The ratio of dividends to entire net income applied to the tax paid by the domestic corporation equals $788,202.13, which exceeds by $36,676.35 the foreign tax of $751,525.78 deemed to have been paid by plaintiff. The Commissioner of Internal Revenue has allowed a credit against United States taxes of only $734,296.22 of this amount. This has resulted in the taxpayer's paying on the same income $17,229.56 to both the Canadian Government and to this Government. The purpose of the provision for the credit was to prevent double taxation; American Chicle Co. v. United States, 316 U.S. 450, 62 S. Ct. 1144, 86 L.Ed. 1591; Burnet v.

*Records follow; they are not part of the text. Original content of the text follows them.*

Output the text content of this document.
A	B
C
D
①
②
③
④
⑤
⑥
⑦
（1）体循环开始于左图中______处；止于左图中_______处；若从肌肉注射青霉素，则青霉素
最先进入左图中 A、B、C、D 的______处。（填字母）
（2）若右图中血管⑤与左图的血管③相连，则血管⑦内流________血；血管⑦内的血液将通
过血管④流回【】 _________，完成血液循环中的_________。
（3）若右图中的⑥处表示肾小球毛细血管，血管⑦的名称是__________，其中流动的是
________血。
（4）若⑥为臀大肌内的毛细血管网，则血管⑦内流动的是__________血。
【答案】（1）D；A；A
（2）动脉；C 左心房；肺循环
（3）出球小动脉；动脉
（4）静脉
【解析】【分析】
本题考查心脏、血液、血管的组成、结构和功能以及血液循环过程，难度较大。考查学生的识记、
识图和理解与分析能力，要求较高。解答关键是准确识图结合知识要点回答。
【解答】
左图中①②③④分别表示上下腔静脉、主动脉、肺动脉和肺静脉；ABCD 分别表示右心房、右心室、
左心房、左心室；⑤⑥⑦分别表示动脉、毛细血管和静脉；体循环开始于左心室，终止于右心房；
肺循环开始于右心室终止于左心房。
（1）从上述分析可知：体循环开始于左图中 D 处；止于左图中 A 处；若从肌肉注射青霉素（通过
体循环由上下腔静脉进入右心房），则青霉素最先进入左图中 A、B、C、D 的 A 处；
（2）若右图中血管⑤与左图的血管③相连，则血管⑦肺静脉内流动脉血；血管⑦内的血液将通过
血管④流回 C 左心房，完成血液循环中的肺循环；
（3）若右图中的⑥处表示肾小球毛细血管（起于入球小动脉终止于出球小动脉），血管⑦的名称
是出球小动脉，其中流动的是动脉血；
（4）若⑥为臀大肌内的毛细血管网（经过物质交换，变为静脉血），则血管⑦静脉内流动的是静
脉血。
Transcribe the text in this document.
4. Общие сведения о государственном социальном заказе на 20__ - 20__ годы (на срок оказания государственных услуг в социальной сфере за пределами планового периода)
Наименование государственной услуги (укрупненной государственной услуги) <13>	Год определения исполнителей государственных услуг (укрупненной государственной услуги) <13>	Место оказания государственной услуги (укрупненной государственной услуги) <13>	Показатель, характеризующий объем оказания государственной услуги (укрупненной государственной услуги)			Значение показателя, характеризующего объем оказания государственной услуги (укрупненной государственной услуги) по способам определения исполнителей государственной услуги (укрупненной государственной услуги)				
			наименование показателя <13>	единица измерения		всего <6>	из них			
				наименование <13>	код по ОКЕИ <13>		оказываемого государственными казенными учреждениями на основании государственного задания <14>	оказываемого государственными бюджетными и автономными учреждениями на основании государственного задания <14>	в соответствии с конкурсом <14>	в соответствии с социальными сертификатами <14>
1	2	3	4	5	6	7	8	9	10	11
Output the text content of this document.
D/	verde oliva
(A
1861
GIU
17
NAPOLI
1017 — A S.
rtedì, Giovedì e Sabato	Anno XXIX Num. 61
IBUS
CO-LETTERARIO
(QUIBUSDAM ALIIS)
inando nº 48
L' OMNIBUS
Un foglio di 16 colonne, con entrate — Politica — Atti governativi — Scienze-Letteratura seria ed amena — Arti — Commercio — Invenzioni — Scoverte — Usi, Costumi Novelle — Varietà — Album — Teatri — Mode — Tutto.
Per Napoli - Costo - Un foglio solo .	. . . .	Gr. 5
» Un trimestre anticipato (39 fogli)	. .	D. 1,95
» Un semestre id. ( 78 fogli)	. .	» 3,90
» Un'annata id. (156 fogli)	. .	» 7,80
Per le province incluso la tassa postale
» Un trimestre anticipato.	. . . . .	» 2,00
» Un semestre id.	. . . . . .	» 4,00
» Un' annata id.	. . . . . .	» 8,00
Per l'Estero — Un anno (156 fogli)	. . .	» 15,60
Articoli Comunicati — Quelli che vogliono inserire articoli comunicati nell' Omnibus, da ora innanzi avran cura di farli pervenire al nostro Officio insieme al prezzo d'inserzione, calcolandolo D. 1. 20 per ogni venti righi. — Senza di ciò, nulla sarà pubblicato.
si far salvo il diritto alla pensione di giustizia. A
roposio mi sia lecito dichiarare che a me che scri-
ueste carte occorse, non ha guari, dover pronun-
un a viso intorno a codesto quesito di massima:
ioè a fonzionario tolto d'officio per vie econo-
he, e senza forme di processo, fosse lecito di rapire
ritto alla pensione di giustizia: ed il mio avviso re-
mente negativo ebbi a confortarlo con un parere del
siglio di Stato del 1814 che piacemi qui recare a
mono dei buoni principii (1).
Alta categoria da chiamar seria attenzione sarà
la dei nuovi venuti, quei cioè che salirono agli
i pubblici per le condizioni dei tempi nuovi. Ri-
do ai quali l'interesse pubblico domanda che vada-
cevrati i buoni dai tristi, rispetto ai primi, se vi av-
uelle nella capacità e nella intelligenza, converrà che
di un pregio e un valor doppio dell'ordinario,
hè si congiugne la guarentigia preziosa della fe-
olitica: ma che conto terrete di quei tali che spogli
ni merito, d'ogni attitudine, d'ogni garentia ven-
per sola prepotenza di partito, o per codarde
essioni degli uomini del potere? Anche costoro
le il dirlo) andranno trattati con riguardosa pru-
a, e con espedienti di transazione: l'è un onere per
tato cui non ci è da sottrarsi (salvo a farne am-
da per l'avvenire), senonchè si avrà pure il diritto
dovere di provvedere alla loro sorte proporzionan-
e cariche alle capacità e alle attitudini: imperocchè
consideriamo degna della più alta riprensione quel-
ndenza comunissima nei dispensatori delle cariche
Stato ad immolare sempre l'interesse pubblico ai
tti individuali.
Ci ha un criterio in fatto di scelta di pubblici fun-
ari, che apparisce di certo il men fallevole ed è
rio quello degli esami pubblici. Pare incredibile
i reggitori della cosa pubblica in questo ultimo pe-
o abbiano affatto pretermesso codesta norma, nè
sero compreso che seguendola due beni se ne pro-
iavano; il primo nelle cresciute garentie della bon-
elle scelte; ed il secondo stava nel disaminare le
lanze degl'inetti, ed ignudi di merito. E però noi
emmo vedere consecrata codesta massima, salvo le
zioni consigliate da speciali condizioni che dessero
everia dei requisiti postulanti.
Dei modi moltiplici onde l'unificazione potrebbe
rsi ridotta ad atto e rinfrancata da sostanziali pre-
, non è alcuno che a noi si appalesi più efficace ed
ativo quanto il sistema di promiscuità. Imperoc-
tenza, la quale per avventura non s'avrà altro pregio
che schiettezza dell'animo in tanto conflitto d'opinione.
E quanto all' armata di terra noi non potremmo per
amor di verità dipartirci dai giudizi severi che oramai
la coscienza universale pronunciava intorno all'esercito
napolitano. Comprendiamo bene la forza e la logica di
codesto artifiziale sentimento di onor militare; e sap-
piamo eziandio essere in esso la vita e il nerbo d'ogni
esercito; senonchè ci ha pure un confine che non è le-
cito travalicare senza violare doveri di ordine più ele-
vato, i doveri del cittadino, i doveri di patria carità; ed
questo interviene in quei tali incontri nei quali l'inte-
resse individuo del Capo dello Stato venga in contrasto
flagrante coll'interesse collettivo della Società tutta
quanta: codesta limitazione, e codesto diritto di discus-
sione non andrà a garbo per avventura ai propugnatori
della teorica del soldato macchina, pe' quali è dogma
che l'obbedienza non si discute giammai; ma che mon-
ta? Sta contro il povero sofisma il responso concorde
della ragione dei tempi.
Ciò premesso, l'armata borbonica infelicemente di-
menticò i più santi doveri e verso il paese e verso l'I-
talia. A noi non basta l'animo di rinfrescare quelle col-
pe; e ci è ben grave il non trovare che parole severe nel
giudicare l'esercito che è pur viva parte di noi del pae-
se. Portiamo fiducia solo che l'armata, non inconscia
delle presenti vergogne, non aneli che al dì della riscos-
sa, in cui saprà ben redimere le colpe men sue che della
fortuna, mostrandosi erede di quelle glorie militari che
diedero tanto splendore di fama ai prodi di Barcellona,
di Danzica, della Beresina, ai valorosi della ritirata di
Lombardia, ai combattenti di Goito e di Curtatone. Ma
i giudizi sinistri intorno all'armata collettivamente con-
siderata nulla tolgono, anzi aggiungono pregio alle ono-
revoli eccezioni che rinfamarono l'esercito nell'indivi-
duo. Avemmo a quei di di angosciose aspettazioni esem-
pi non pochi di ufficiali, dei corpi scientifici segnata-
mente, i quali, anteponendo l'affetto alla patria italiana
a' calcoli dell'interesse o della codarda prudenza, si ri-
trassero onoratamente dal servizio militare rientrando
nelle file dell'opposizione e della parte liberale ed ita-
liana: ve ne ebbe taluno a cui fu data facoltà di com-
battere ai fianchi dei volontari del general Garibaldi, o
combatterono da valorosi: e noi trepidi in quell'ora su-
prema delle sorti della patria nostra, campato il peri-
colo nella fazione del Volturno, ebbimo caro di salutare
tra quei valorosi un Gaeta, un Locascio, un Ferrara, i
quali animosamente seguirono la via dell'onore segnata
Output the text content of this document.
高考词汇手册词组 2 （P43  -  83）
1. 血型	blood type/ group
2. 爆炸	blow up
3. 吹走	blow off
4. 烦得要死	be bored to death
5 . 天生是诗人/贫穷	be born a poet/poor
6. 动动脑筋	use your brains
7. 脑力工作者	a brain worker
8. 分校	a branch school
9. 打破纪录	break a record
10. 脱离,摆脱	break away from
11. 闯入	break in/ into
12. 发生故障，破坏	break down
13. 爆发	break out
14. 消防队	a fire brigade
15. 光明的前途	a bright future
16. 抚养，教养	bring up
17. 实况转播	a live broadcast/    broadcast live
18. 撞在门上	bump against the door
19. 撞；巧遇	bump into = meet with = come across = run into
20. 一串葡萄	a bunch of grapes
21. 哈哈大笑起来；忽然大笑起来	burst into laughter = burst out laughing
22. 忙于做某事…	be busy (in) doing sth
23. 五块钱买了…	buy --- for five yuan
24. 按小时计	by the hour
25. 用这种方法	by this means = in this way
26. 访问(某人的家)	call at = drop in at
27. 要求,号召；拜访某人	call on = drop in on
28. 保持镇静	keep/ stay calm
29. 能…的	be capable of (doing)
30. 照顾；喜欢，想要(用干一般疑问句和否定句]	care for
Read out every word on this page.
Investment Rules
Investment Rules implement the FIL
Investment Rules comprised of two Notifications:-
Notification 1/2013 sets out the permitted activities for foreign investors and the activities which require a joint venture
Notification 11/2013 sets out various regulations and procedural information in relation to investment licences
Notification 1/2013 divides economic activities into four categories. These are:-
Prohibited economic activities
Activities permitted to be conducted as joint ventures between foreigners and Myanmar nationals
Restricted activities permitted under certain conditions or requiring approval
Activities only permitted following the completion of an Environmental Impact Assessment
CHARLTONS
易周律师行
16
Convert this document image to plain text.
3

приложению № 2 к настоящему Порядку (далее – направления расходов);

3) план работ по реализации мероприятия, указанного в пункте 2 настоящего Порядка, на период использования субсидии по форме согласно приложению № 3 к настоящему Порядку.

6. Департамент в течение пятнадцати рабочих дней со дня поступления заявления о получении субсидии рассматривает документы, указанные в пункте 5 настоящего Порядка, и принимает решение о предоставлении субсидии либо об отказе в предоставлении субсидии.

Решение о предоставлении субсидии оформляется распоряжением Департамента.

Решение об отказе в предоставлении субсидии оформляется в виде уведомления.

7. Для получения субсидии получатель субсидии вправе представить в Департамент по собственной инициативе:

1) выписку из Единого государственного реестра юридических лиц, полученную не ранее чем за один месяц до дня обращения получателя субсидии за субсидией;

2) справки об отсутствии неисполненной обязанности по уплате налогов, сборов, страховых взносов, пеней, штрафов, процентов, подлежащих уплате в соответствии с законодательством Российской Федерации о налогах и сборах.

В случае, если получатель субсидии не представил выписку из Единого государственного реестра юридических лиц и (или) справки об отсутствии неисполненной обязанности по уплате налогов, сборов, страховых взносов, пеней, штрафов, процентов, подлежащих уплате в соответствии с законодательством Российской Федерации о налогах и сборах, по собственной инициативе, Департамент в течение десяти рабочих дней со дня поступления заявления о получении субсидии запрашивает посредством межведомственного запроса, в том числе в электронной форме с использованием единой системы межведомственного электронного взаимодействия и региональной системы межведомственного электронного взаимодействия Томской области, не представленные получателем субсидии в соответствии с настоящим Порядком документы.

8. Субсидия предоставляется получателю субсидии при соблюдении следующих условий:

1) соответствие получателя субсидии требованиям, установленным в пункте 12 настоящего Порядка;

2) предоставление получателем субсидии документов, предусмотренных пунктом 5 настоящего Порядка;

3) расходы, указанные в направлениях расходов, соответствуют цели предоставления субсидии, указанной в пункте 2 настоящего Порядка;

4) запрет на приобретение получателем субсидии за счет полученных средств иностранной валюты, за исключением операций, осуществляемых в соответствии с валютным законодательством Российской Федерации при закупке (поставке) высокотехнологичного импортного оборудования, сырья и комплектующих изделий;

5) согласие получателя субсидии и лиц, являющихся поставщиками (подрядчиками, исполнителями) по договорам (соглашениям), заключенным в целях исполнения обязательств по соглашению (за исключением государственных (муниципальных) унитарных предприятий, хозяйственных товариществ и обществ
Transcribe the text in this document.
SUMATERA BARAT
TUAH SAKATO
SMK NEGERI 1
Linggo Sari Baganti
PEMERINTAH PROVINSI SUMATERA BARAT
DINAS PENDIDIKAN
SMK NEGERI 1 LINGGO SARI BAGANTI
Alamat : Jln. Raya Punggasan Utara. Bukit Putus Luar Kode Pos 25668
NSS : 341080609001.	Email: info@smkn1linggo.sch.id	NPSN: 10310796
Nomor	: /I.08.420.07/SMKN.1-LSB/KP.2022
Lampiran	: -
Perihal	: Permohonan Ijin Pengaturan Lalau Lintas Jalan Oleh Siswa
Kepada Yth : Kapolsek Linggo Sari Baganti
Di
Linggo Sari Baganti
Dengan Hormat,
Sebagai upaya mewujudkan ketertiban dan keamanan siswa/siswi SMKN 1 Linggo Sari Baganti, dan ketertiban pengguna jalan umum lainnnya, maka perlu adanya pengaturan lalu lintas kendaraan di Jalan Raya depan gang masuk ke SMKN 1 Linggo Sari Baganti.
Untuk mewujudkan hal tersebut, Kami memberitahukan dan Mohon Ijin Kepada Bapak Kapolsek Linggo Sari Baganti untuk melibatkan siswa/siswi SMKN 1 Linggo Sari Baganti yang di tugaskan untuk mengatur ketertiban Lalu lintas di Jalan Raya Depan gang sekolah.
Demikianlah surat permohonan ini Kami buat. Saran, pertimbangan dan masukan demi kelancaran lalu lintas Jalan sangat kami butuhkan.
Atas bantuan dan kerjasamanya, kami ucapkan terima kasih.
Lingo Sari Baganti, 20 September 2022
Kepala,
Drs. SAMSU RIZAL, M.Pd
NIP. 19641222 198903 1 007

Chicago Portrait Co., 285 U.S. 1, 52 S.Ct. 275, 76 L.Ed. 587.

Beginning with the year 1921 the various revenue acts have contained substantially the same provision as that found in section 131(f), and ever since 1921 until the year 1938 the Commissioner of Internal Revenue has computed the limitation provision of the Act in the manner insisted upon by plaintiff. This was over a period of 17 years. Not until form No. 1118 (revised) was adopted in 1938 did the Commissioner come to the conclusion that in all prior years this limitation had been improperly applied. We are of opinion that it had been correctly applied, and that the revision of the computation thereof in 1938 was improper.

We are of opinion that the plaintiff is entitled to recover the sum of $41,832.89, with interest thereon as provided by law from December 15, 1934. Judgment for this amount will be entered. It is so ordered.

WHALEY, Chief Justice, and MADDEN and LITTLETON, Judges, concur.

JONES, Judge, took no part in the decision of this case.